Produtor investiu em tecnologia, alimentação controlada e indústria própria para ampliar produtividade e gerar valor agregado
Produtor investiu em tecnologia, alimentação controlada e indústria própria para ampliar produtividade e gerar valor agregado
Foto: Reprodução

O argentino Damián Visconti ganhou notoriedade este ano ao consolidar um império no setor leiteiro, com produção anual de aproximadamente 12 milhões de litros.

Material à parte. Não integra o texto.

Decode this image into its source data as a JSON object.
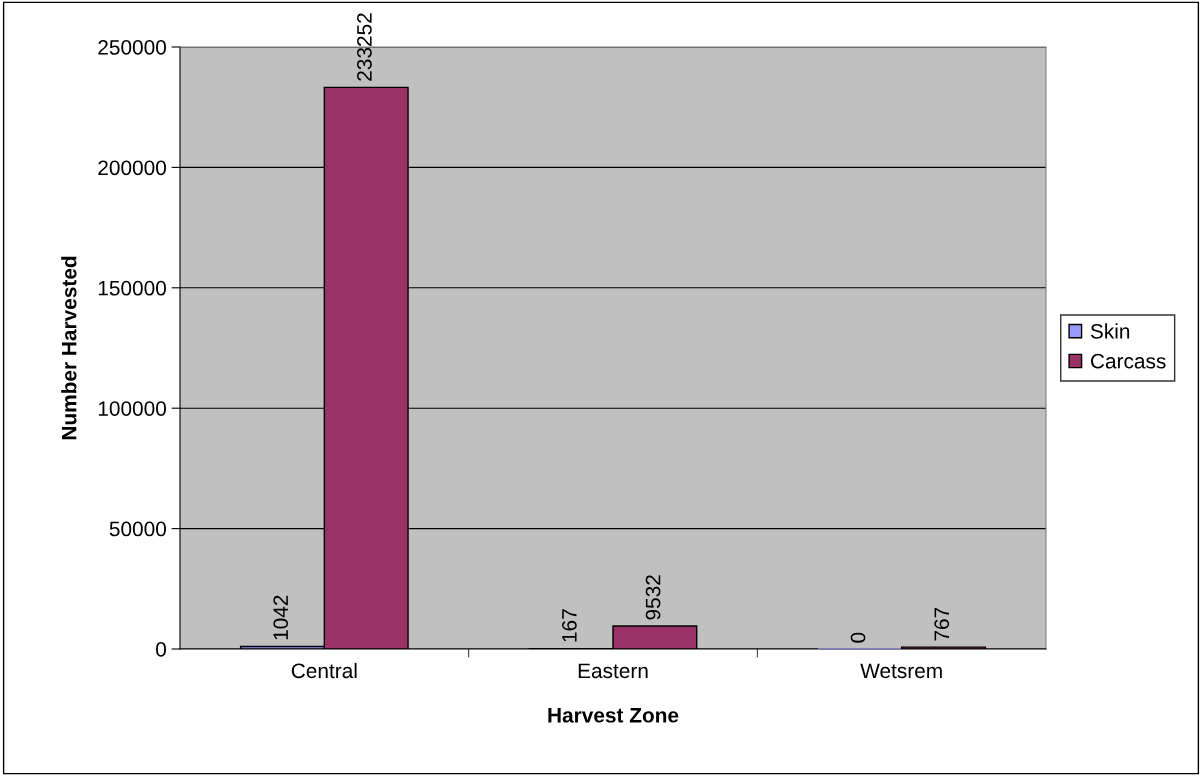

A operação, localizada em Villa María, começou de forma modesta, com 13 vacas emprestadas em sistema de arrendamento, mas cresceu com base em gestão estratégica, uso de tecnologia e integração entre produção e indústria, alcançando picos de cerca de 40 mil litros por dia.

O modelo atual se destaca pelo planejamento, que consiste no uso intensivo de tecnologia para garantir produtividade e a estabilidade do rebanho.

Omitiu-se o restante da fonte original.